I picture my grandmother running through it, jackknifing through a fog that descends over the squat houses and hides their rotting porches, the rooves longing to unhinge their jaws. I picture her running from the farm, from the two younger sisters and four younger brothers she needs to take care of. There she is, weaving through the miles of sugar cane separating herself from the horizon, from what holds the answer, needing to see for herself the other side of the cane, where there’s a mass of brown bodies axled on their knees in prayer.

I picture her like this: told explicitly to stay far away from​ that white man​, from the brown American bodies that fan out from him in all directions like an earthquake from its epicenter. Like the outer rings of a spider’s web — I picture that she needed to see it happen for herself (how could she not know it was happening, the stories of the Old World they tell you stack together and retrospect causes the Babel of it all to collapse) —

If I were my grandmother, I’d need to know if they’d actually go through with it. I picture her speeding past the house, past the tireless chickens squawking in the adjacent field, Kaieteur protesting deafeningly from all directions, running straight into the arms of the sugarfield beyond. She starts in Canje and ends up in Jonestown because the cane is a wardrobe that leads to Narnia, she passes her fingers along top coats and hats, through towers of sugar—

I picture the cane deferent in her path, pressing flat against either side like the Red Sea parted for Moses, like they were being forced down by the wind. I picture her finally at the edge of the field in view of Jim Jones himself, his shared elixir passed around in communion. I wonder if she was parched; I wonder if she craved a sip.

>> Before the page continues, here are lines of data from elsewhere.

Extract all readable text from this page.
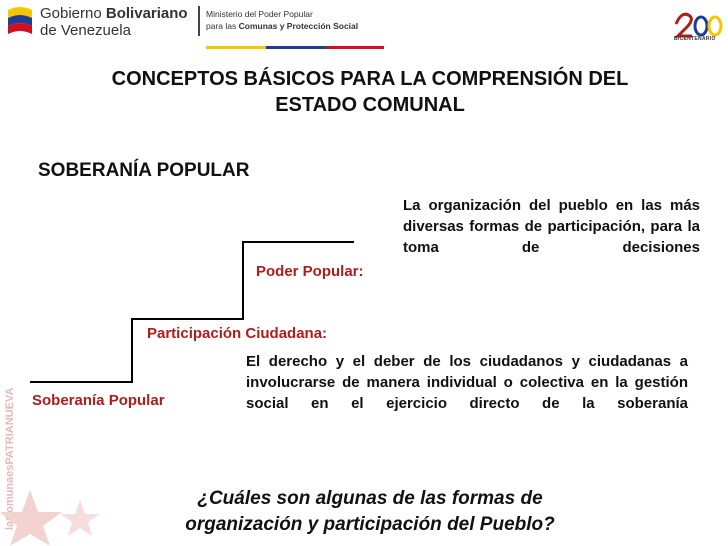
Gobierno Bolivariano
de Venezuela
Ministerio del Poder Popular
para las Comunas y Protección Social
BICENTENARIO
CONCEPTOS BÁSICOS PARA LA COMPRENSIÓN DEL
ESTADO COMUNAL
SOBERANÍA POPULAR
Poder Popular:
Participación Ciudadana:
Soberanía Popular
La organización del pueblo en las más diversas formas de participación, para la toma de decisiones
El derecho y el deber de los ciudadanos y ciudadanas a involucrarse de manera individual o colectiva en la gestión social en el ejercicio directo de la soberanía
laComunaesPATRIANUEVA	¿Cuáles son algunas de las formas de
organización y participación del Pueblo?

I feel her shock: the brown bodies caught still like planets in gravitational orbit, my grandmother hiding between the stalks and watching it all unfold. My grandmother still among the stalks in the nascent dawn, indiscriminate as one of the field’s own—

I picture my grandmother watching these American bodies, dark like her own, thinking that they could be the ghosts of relatives she never knew; I picture her seeing them hold their glasses to the sun, glittering jewel-red in warning; I don’t know how their bodies are arranged, clustered and willowy like the stalks behind them, or already composed as the photographs that document them, prostrated spirals of bodies that wrap into each other like waves of water into a sinkhole.

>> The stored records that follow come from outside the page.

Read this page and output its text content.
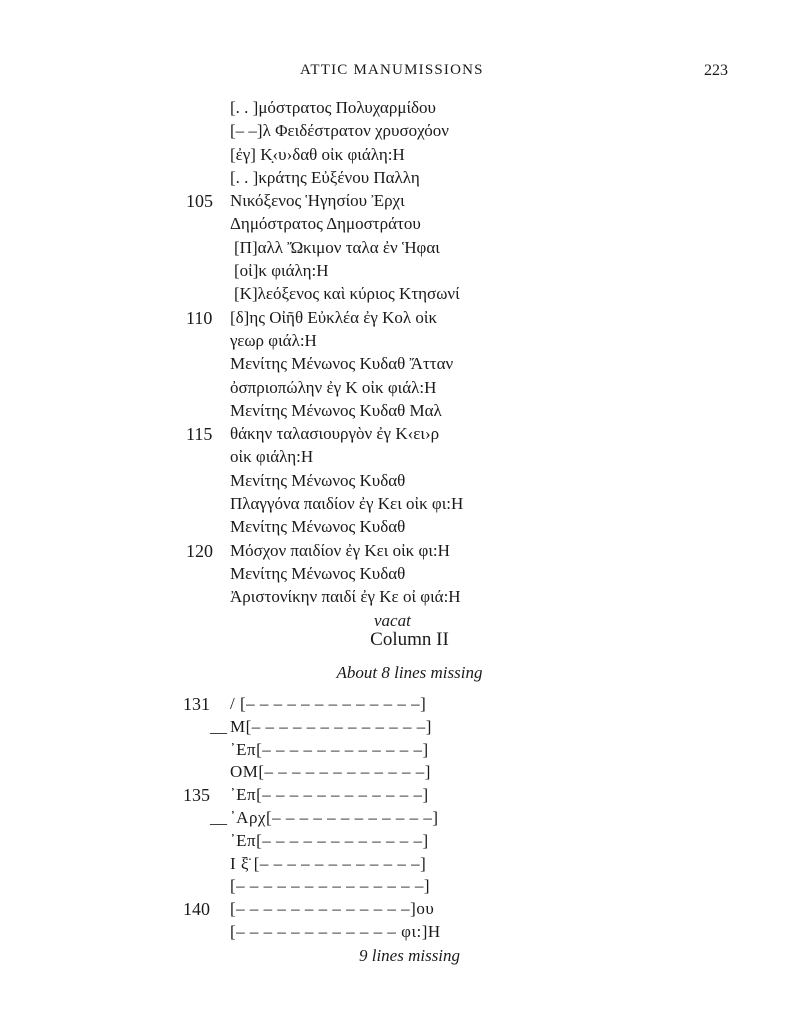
ATTIC MANUMISSIONS	223
[. . ]μόστρατος Πολυχαρμίδου
[– –]λ Φειδέστρατον χρυσοχόον
[ἐγ] Κ̣‹υ›δαθ οἰκ φιάλη:Η
[. . ]κράτης Εὐξένου Παλλη
105 Νικόξενος Ἡγησίου Ἐρχι
Δημόστρατος Δημοστράτου
[Π]αλλ Ὤκιμον ταλα ἐν Ἡφαι
[οἰ]κ φιάλη:Η
[Κ]λεόξενος καὶ κύριος Κτησωνί
110 [δ]ης Οἰῆθ Εὐκλέα ἐγ Κολ οἰκ
γεωρ φιάλ:Η
Μενίτης Μένωνος Κυδαθ Ἄτταν
ὀσπριοπώλην ἐγ Κ οἰκ φιάλ:Η
Μενίτης Μένωνος Κυδαθ Μαλ
115 θάκην ταλασιουργὸν ἐγ Κ‹ει›ρ
οἰκ φιάλη:Η
Μενίτης Μένωνος Κυδαθ
Πλαγγόνα παιδίον ἐγ Κει οἰκ φι:Η
Μενίτης Μένωνος Κυδαθ
120 Μόσχον παιδίον ἐγ Κει οἰκ φι:Η
Μενίτης Μένωνος Κυδαθ
Ἀριστονίκην παιδί ἐγ Κε οἰ φιά:Η
vacat
Column II
About 8 lines missing
131 / [– – – – – – – – – – – – –]
__ Μ[– – – – – – – – – – – – –]
᾿Επ[– – – – – – – – – – – –]
ΟΜ[– – – – – – – – – – – –]
135 ᾿Επ[– – – – – – – – – – – –]
__ ᾿Αρχ[– – – – – – – – – – – –]
᾿Επ[– – – – – – – – – – – –]
Ι ξ̈ [– – – – – – – – – – – –]
[– – – – – – – – – – – – – –]
140 [– – – – – – – – – – – – –]ου
[– – – – – – – – – – – – φι:]Η
9 lines missing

I don’t know if she manages to watch its denouement, the bodies crumpling together, an igneous rock forming. I imagine she averted her eyes to Kaieteur but seeing a geography beyond it, finally asking herself what America does to its brown bodies to drive them here in the first place.

Some things I’m afraid of: mummies, the parts of the chicken that actually make it into my hot dog. Someone hiding in my apartment that I’ll never find, huddled under the coffee table when I’m in the living room or pressed against my bedroom door when I’m sleeping.

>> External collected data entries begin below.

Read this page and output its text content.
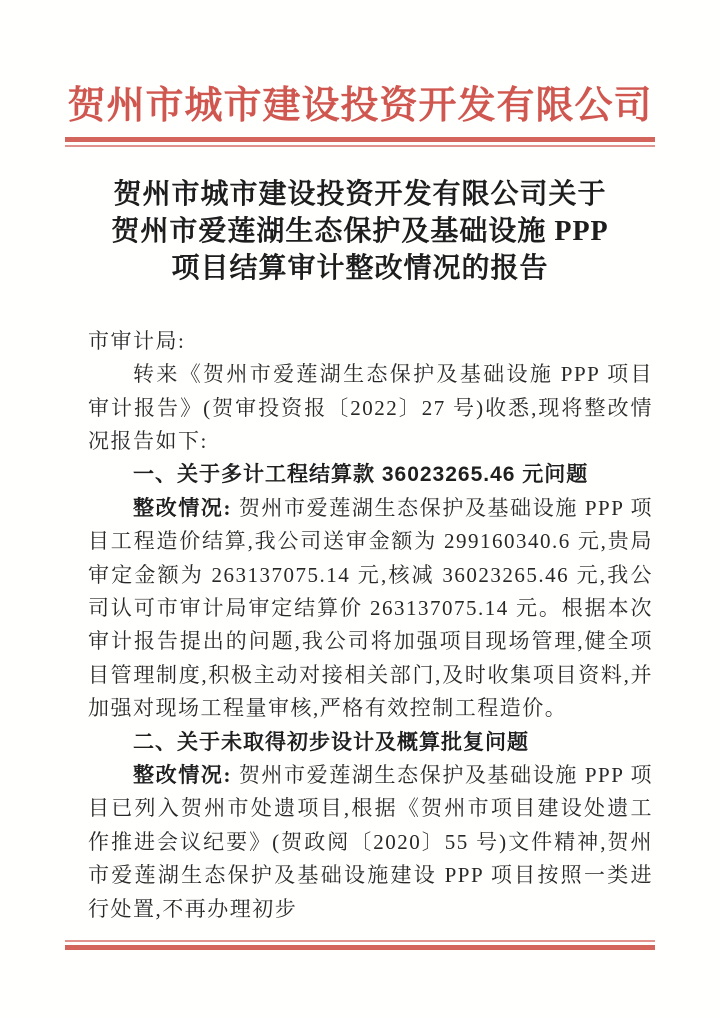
贺州市城市建设投资开发有限公司
贺州市城市建设投资开发有限公司关于
贺州市爱莲湖生态保护及基础设施 PPP
项目结算审计整改情况的报告

市审计局:

转来《贺州市爱莲湖生态保护及基础设施 PPP 项目审计报告》(贺审投资报〔2022〕27 号)收悉,现将整改情况报告如下:

一、关于多计工程结算款 36023265.46 元问题

整改情况: 贺州市爱莲湖生态保护及基础设施 PPP 项目工程造价结算,我公司送审金额为 299160340.6 元,贵局审定金额为 263137075.14 元,核减 36023265.46 元,我公司认可市审计局审定结算价 263137075.14 元。根据本次审计报告提出的问题,我公司将加强项目现场管理,健全项目管理制度,积极主动对接相关部门,及时收集项目资料,并加强对现场工程量审核,严格有效控制工程造价。

二、关于未取得初步设计及概算批复问题

整改情况: 贺州市爱莲湖生态保护及基础设施 PPP 项目已列入贺州市处遗项目,根据《贺州市项目建设处遗工作推进会议纪要》(贺政阅〔2020〕55 号)文件精神,贺州市爱莲湖生态保护及基础设施建设 PPP 项目按照一类进行处置,不再办理初步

When the cops arrive, they ask about what’s been stolen. I tell them it all seems to be safe: the computer, the TV, the collection of rare stamps in my sock drawer. I make a joke about the burglar being unfortunate enough to choose a freelance artist’s apartment to break into.

The cops are kind. One of them says that she understands that I must be shaken up. She tells me that even if I’m sure that the intruder made away with nothing, it probably won’t register for a while, that I’ll spend the longest time trying to figure out what’s been stolen. That each time I try, I’ll come up empty.

Jason Lalljee lives in Chicago, and has written for USA Today and The Chicago Maroon. He was also the 2016 recipient of Penguin Random House’s first prize scholarship for fiction, and has been recognized by the Scholastic Art and Writing Awards.